TERRE HAUTE —
Instead of clearing piles of snow, Terre Haute and Vigo County highway officials are now switching to a different hazard — potholes — as a result of last week’s winter blast.
Potholes form as water and snow fils small cracks in the asphalt road surface. In frigid temperatures, the freezing water expands. When the water melts, it leaves a void in the road surface, making it vulnerable to “popping out” small or large sections of the roadway, said Dan Bennett, superintendent of the Vigo County Highway Department.
Repairing potholes is a normal cycle of maintenance on city and county roads, yet last week’s extreme temperature swings brought the onset of potholes early, said Brad Miller, transportation director for the city of Terre Haute.
“We’ve had extreme temperatures both ways.

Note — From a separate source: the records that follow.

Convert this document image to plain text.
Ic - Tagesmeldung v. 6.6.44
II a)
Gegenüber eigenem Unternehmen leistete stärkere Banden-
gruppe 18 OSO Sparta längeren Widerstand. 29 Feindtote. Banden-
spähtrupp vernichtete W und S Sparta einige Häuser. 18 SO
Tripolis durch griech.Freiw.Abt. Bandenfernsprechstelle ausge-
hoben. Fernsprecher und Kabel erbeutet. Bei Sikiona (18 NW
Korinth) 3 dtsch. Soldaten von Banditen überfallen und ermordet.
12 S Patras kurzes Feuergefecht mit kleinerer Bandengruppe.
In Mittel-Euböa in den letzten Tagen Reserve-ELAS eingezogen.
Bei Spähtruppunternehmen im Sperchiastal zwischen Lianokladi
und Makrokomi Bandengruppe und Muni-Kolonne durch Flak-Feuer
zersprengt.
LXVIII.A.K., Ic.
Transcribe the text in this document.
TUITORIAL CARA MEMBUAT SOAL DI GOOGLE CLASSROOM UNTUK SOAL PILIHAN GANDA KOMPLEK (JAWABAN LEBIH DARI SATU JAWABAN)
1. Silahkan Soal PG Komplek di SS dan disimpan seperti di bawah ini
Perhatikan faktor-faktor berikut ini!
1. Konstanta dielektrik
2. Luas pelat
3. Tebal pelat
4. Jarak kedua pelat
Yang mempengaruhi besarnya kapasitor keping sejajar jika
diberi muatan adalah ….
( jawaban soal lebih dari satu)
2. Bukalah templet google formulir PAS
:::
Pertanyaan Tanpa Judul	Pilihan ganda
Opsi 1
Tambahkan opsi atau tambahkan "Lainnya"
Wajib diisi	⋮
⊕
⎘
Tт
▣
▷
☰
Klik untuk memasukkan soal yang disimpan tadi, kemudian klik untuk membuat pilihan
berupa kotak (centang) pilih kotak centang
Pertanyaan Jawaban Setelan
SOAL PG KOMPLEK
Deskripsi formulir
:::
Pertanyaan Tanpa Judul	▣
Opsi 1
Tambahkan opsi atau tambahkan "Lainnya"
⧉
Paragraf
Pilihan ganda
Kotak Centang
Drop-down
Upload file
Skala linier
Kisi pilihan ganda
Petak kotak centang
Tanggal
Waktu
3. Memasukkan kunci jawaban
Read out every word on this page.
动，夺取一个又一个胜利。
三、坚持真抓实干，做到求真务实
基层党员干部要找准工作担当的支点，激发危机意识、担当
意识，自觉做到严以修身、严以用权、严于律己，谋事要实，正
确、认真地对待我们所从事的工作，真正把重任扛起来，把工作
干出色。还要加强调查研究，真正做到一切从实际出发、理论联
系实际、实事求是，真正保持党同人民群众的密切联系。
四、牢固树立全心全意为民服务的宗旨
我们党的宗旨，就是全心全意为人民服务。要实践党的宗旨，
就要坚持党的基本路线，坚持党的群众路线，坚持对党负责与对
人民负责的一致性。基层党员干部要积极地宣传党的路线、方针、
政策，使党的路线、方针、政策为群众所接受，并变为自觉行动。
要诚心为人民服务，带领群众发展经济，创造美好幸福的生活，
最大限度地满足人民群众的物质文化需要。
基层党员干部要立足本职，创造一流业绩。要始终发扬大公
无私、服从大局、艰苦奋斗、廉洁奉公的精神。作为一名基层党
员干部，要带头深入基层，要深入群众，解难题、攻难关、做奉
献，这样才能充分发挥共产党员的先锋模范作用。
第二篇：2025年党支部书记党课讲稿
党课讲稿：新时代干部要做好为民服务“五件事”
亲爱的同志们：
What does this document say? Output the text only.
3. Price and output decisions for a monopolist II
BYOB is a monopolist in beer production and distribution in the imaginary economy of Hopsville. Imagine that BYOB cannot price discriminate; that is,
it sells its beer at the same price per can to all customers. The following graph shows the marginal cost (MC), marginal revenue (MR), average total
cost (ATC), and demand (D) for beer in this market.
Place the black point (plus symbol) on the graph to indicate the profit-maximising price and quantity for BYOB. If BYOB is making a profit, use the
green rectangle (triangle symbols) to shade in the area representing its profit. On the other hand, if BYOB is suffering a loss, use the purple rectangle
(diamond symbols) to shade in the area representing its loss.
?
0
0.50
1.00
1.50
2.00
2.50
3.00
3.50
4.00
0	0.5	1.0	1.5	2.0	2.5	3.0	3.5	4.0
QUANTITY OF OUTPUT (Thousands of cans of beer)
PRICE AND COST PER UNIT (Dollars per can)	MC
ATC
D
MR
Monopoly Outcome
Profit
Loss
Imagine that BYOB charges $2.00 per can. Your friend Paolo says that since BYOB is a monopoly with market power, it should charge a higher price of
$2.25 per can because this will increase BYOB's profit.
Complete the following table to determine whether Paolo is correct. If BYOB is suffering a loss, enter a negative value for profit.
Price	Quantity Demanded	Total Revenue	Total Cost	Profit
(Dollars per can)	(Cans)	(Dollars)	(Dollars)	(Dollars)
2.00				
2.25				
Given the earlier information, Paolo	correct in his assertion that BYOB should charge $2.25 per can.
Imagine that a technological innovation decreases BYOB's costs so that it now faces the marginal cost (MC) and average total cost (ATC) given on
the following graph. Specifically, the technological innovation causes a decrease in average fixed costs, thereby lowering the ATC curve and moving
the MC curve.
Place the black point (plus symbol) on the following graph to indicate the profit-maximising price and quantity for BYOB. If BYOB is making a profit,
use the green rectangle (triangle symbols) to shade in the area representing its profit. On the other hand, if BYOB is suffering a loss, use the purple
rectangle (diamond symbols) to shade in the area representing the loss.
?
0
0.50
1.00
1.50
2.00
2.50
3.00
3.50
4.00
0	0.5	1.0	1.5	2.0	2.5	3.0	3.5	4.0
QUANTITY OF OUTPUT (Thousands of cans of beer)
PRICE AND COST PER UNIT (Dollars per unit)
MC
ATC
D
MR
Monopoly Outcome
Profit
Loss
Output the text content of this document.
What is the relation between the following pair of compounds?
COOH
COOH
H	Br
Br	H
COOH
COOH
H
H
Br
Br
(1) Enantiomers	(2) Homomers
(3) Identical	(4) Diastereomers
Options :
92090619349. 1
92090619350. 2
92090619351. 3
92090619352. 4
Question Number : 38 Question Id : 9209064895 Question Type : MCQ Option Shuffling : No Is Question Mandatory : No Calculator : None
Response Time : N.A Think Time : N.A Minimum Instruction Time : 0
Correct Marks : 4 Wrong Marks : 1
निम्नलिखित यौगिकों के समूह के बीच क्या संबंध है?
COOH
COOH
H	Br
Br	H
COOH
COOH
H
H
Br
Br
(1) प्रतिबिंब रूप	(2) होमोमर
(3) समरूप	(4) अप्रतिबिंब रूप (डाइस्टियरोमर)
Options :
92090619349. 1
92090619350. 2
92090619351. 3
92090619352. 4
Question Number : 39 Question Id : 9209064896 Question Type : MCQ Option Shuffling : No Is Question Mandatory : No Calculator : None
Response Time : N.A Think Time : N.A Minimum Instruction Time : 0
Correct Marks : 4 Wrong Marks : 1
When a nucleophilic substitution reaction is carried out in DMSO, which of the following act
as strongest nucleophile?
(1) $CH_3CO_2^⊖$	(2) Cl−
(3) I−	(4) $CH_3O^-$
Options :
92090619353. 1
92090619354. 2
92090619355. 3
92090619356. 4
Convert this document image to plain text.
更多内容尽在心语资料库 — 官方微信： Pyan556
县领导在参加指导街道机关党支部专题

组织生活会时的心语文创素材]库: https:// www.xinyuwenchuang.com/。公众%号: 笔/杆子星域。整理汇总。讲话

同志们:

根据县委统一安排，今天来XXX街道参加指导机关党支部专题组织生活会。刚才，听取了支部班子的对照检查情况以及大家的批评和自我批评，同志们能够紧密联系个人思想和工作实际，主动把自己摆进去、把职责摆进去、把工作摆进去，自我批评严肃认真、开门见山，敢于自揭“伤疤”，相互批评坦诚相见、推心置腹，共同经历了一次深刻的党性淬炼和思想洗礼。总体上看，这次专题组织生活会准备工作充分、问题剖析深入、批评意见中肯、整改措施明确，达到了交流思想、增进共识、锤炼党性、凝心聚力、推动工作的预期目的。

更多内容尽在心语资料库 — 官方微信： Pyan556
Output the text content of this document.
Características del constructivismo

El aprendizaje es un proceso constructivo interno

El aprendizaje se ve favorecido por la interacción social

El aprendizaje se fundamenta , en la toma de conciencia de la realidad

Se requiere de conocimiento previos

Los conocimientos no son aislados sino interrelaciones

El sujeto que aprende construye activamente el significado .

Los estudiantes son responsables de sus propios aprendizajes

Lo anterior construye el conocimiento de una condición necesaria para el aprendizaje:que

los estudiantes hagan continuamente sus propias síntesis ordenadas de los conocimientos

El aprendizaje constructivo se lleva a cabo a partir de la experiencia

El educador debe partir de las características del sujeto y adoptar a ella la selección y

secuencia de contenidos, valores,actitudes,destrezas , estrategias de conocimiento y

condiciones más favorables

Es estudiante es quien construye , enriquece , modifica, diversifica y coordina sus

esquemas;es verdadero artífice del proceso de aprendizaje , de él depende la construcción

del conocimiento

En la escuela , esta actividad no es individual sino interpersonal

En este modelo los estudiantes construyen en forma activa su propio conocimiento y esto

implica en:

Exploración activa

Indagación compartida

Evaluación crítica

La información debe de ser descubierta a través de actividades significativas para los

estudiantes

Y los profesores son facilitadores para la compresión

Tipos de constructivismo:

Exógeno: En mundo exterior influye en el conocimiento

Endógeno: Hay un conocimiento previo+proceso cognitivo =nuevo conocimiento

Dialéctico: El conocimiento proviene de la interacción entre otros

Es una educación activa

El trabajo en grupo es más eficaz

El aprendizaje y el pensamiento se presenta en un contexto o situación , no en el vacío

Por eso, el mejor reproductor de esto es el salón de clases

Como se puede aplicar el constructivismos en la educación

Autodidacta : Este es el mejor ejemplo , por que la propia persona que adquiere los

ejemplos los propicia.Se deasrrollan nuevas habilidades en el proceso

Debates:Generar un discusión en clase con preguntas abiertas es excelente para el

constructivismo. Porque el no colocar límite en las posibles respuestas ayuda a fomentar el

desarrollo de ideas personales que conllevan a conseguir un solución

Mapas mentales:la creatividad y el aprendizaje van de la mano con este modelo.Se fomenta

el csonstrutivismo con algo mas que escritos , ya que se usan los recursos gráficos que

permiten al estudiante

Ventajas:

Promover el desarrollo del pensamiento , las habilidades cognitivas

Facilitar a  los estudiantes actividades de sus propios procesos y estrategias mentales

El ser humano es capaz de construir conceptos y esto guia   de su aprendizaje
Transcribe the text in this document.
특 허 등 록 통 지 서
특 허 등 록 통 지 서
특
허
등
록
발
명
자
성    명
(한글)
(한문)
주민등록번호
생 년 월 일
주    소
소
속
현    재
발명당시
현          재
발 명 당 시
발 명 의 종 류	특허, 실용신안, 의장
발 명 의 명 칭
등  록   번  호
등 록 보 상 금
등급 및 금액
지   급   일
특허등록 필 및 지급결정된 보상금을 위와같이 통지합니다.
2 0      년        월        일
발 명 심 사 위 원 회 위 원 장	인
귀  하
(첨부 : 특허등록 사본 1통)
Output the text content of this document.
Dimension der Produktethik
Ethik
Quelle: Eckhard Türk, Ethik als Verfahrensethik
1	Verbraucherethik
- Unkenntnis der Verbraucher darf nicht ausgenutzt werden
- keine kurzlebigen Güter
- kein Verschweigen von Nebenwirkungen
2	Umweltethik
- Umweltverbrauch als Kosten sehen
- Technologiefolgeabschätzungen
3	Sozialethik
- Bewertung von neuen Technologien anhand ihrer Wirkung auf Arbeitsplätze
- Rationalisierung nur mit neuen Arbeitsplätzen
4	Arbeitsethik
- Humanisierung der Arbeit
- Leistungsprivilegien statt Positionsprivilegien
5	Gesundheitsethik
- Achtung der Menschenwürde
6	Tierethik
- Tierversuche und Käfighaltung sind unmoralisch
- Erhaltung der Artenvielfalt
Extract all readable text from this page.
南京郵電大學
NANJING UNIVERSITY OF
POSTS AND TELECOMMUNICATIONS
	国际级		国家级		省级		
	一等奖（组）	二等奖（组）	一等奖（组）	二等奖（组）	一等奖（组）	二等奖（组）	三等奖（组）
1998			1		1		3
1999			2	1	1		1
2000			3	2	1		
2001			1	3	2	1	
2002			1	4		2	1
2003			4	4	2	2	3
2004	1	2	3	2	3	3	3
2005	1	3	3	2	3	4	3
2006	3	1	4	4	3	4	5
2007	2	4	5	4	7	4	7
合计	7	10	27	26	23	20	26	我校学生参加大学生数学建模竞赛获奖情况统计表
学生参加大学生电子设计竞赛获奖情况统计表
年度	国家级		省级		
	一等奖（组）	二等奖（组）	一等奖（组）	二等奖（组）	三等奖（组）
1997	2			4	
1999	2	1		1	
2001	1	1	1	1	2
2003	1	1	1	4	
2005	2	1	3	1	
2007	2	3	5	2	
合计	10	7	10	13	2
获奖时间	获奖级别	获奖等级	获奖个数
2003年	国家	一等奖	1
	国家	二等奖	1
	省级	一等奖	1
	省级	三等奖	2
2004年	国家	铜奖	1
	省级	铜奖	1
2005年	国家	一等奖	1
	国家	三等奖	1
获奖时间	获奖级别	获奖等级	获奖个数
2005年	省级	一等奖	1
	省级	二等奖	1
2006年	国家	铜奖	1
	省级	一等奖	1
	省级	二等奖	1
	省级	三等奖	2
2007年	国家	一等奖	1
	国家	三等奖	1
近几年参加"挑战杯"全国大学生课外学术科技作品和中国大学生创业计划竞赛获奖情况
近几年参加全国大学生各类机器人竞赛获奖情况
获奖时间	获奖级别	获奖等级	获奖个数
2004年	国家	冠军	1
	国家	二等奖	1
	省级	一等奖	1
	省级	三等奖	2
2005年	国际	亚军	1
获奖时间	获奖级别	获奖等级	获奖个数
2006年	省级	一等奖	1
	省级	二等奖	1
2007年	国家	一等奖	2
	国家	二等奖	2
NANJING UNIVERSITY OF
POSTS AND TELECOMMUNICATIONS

We have gone from 15 degrees below zero to almost 50 degrees, which makes a lot of expansion and contraction. And because of that, there will be a lot of potholes,” Miller said.
“And these things can just open up overnight,” he said.
Roadways in the county seem to be faring better than city streets, Bennett said. But that will likely switch in late spring.
“Right now there is a moderate [pothole problem] in the county,” he said. “It is not as bad as roads for the city and even the state. County roads will get hammered more so in the spring, when heavier traffic hits … such as farm equipment on some roads.
“We are seeing potholes, and we have road crews out patching now. A road may be fine one day when you drive over it, and then there is a big section gone the next day,” Bennett said.
Miller said repairing potholes will be the city’s top street maintenance priority this week.
Drivers, Miller said, can call “311” to report a pothole on a city street, or go to www.terrehaute.in.gov and go to a link to “311” and send an email. In the county, drivers can call the county highway department at 812-466-9635 to report a pothole in need of repair.
“We will get to the potholes as quick as we can,” Miller said. “We are working on them now and will keep doing that until we can get on top of them. But it will be a while because there sure are a lot of them and there are some big and bad ones, too,” he said.
Poplar Street, Ohio Street/Boulevard and Fruitridge Avenue are among some of the hardest impacted roads. Those roads are heavily traveled. Some, like Poplar Street, a designated truck route, have heavy vehicles driving on them, Miller said.
Freezing and thawing impacts older road surfaces first, Miller said. “A lot of the newly paved streets will not be affected,” he said.
“This happens every year, but with such extremes in temperatures that we have had, this is happening quicker,” Miller said of the incidence of potholes. “This is something that we knew would happen when the snow thawed. It didn’t take long for the phone calls to switch from complaints about the snow to complaints about potholes.”
City crews still have to finish a city leaf collection, Miller said, something that can’t be done when ice and snow are on roads, and something that is taking a back seat to pothole repair.
“As long as there is no new snow, we will be fixing potholes for the next few days because we don’t want people damaging their cars,” Miller said.